Renton’s renter population outpaces homeownership in last decade

City staff presented market data and recommended actions to protect tenants.

Renton City Council members received a presentation from city staff during the June 5 Committee of the Whole meeting regarding the current state of Renton’s rental market, and data and policies related to landlords and tenants.

According to city staff, new Renton residents are increasingly likely to be renters, with renter population growth outpacing the homeowner population threefold between 2010 and 2021.

The development pipeline of anticipated housing projects, which city staff said can be examined to predict what the community can expect as far as future population growth, has a planned 7,200 of 7,800 housing units (92%) being primarily market-rate rental housing.

City staff said that according to the data, most of the new renters coming to live in Renton recently have been “the most educated households, more than likely making at, or above, area median income.” City staff said this means that renters in the area are not primarily below the area’s median income level.

City staff attributed the fact that the community is seeing more higher-income rental tenants to the trend of increasing rent in the city. Post-pandemic rent prices have been reportedly increasing at proportionally higher rates in South King County, compared to Seattle and Bellevue, as Renton shifts from being a community that in decades prior has been a community that was typically cheaper to live in than in Seattle.

Data presented by city staff shows that rent prices in Renton have increased by 61% between 2015 and 2023, while renter income has only increased by 45% between 2015 and 2021. A 27% increase in inflation was observed between 2015 and 2023, as well.

City staff said they anticipate that renter income will continue to lag behind rent increases in the 2022 to 2023 period, for which a gap in data collection and reporting currently exists.

In 2010, about 45% of rental households were “cost-burdened,” meaning they pay more than 30% of their income in rent. In 2021, the number of cost-burdened rental households increased to 60%, representing an additional 5,200 cost-burdened renters in the city, according to city staff.

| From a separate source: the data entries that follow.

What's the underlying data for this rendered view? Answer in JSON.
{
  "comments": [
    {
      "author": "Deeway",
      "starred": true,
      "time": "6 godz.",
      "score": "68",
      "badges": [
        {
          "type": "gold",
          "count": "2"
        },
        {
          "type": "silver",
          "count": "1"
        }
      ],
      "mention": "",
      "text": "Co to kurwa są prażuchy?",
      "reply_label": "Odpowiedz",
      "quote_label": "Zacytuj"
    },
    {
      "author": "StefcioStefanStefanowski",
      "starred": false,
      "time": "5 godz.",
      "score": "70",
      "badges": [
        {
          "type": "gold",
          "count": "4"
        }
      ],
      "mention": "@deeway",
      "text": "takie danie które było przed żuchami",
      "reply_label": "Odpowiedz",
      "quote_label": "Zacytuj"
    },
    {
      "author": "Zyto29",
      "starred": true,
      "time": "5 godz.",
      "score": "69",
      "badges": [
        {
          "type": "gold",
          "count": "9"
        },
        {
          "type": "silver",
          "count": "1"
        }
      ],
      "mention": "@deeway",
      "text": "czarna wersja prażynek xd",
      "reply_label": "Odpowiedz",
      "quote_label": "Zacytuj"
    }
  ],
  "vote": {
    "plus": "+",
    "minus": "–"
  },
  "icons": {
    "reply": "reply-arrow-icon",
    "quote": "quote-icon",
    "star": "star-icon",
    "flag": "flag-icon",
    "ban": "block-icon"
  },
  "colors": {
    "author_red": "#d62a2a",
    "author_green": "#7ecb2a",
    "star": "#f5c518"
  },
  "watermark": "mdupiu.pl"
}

City staff said that Renton is proportionally where it would be expected to be as far as eviction rates, making up 5% of King County’s population but accounting for 6% of the county’s evictions.

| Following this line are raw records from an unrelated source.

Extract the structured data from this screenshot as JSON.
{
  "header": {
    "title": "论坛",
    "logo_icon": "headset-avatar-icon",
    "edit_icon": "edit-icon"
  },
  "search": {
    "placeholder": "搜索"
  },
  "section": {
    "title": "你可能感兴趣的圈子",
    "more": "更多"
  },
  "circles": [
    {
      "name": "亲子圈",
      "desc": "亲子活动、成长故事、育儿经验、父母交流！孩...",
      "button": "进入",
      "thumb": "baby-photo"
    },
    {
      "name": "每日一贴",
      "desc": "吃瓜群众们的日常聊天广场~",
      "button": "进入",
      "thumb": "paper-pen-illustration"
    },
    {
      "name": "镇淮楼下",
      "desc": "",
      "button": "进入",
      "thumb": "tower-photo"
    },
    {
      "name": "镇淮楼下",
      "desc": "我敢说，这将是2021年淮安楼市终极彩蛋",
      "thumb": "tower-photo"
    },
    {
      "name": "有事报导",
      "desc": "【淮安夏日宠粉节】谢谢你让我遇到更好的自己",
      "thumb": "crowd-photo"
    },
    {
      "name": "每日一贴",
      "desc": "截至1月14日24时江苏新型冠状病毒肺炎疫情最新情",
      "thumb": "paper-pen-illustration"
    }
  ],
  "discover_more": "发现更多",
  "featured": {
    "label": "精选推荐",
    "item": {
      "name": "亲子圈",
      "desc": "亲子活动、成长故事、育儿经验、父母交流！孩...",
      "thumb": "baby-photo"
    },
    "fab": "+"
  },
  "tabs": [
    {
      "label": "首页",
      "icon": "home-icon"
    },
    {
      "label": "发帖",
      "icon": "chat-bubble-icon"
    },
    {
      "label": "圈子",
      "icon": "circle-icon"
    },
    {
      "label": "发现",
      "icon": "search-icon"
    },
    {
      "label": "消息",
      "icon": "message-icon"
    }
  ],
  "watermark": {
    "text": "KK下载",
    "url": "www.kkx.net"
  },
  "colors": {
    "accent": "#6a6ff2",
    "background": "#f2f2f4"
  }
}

Several policy recommendations were made by city staff to the council members about how to improve the regulatory environment for rental tenants in Renton, both short-term and long-term.

Recommended near-term actions included education and outreach so that both tenets and landlords are made aware of the policies, process, rights and responsibilities of renting, as well as improving the Rental Registration Program, which was established as a framework to encourage rental policy compliance in the community.

Some of the recommended longer-term recommendations included distribution of information requirements that would compel landlords to provide information on rental rules and to inform them of resources, as well as the implementation of policies like limits on late fees, an extended notice of rent raises, and limits on move-in fees.